Introduction

What is The New Yorker? I know it’s a great magazine and that it’s a tremendous source of pleasure in my life. But what exactly is it? This blog’s premise is that The New Yorker is a work of art, as worthy of comment and analysis as, say, Keats’s “Ode on a Grecian Urn.” Each week I review one or more aspects of the magazine’s latest issue. I suppose it’s possible to describe and analyze an entire issue, but I prefer to keep my reviews brief, and so I usually focus on just one or two pieces, to explore in each the signature style of its author. A piece by Nick Paumgarten is not like a piece by Jill Lepore, and neither is like a piece by Ian Frazier. One could not mistake Collins for Seabrook, or Bilger for Galchen, or Mogelson for Kolbert. Each has found a style, and it is that style that I respond to as I read, and want to understand and describe.

Wednesday, February 7, 2018

Gretel Ehrlich's Brilliant "This Cold Heaven"


This is just a quick note to say how much I’m enjoying Gretel Ehrlich’s This Cold Heaven (2001). Last night, I read the chapter titled “Qaanaaq, 1997,” in which Ehrlich and two Greenlanders, Jens Danielson and Niels Kristiansen, travel by dogsled from Qaanaaq, on the Greenland peninsula called Piulip Nuna (Peary Land, named after the American explorer Robert Peary), to Siorapaluk, “the northernmost continuously inhabited village in the world.”

Ehrlich is a superb sensuous describer. “We feasted on ice,” she says, “on sunless days and sun-gorged nights perched on an ephemeral floor.” Her eyes fill with Arctic sights: “changing planes of light, clipped turrets of stranded ice bergs, drifting islands of fog, the undersong of the four-legged dogtrot, and the waltz of sequined snow across a universe of ice.” In their saggy snow-covered tent, she thinks, “We were sleeping on the bare skull of ice with only a skin and a few slats of wood between us and its cold brain.” Out on the ice, Danielson shoots and skins a ringed seal (“Steam from the dead seal’s still-warm body rose from beneath the tarp”). They cross an expanse of frozen sea, “an impenetrable maze of pressure ice” (“A piece of sharp ice sliced open the ends of my fingers. The dogs scrambled and fell, caught up, hooked on edge, fell in a crevasse, scrambled out again”). They encounter “drowning fields” – open water hidden by snow:

When the ice smoothed out Jens and Niels joined me on the sled. Behind us was the wall, the Hiroshige-style high sea of frozen waves. Jens looked back at me: I smiled and made a small gesture to say that everything was copacetic. Then I heard something breaking … like a goblet being smashed. Was it glass? No, it couldn’t be. The sled began sinking. It wasn’t glass but ice I heard breaking. The sled dropped straight down. I grabbed for something to hold on to, wedging my gloved hand under the lash rope. What happened next, I’m not sure. I saw dogs disappear, dogs falling through broken pieces of ice, splashing into water … then slabs of ice bobbing back up … but where were the dogs?

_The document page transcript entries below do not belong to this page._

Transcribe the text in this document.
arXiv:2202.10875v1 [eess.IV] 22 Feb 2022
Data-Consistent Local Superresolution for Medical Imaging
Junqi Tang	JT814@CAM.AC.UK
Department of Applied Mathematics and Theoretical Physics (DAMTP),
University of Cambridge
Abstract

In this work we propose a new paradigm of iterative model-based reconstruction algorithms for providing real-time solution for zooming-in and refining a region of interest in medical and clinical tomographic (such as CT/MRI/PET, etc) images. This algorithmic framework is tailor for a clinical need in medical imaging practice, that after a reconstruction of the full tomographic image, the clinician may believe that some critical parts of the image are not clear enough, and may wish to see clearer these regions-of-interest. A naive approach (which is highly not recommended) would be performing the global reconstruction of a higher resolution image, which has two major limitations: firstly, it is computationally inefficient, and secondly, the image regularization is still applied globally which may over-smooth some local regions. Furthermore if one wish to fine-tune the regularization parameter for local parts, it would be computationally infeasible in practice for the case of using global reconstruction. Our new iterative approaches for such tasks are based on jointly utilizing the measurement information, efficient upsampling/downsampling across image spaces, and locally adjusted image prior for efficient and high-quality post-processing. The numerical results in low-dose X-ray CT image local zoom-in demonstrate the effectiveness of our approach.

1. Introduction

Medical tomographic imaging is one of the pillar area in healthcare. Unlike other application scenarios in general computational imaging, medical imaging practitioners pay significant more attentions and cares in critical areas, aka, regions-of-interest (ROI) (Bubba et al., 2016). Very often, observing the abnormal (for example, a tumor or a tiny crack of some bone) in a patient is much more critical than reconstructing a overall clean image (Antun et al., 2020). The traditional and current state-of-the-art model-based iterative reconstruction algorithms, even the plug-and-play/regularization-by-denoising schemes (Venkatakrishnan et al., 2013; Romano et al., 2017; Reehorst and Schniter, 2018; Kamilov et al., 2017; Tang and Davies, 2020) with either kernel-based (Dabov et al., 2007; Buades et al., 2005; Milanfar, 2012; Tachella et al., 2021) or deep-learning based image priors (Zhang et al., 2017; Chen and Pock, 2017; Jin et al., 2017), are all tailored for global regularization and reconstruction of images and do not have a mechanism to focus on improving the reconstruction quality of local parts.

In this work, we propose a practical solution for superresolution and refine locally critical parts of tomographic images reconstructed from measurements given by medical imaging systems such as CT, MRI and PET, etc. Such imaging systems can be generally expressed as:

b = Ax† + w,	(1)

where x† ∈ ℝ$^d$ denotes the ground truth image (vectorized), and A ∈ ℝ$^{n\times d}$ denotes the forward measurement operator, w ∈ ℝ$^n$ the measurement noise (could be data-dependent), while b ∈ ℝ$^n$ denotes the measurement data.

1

My favorite scene in this remarkable chapter takes place at a hunting camp, where Ehrlich observes a group of bird catchers:

Carrying their fragile, long-handled bird nets, the hunters scaled the nearly vertical talus slopes as if climbing stairs, rising up a crumbling chimney, never grabbing at handholds, just stepping effortlessly to the top. From below I could see their nets swing – like brooms sweeping the sky – as squadrons of birds spiraled down toward the cliff from great heights as if caught in a hurricane.

Ehrlich follows them up the slope. She writes,

As I climbed the slope behind the hunters, I entered a symphony. Curds of brown turf fell away from my feet as I stepped up and up into the auks’ thick hum. Birds whooshed past my head. Near the top, I perched on a rock: hundreds of little auks landed around me. In a moment of quiet the melodious song of the snow bunting filtered across the canyon to me. Far below, a dog, chained up alone by a rock wall, began to howl. Its melancholy chant uncoiled, echoed; then the other dogs joined in and their group song pierced the snow buntings’ twitter.

That “as I stepped up and into the auks’ thick hum” is very fine. The whole chapter brims with vivid observation. I devoured it.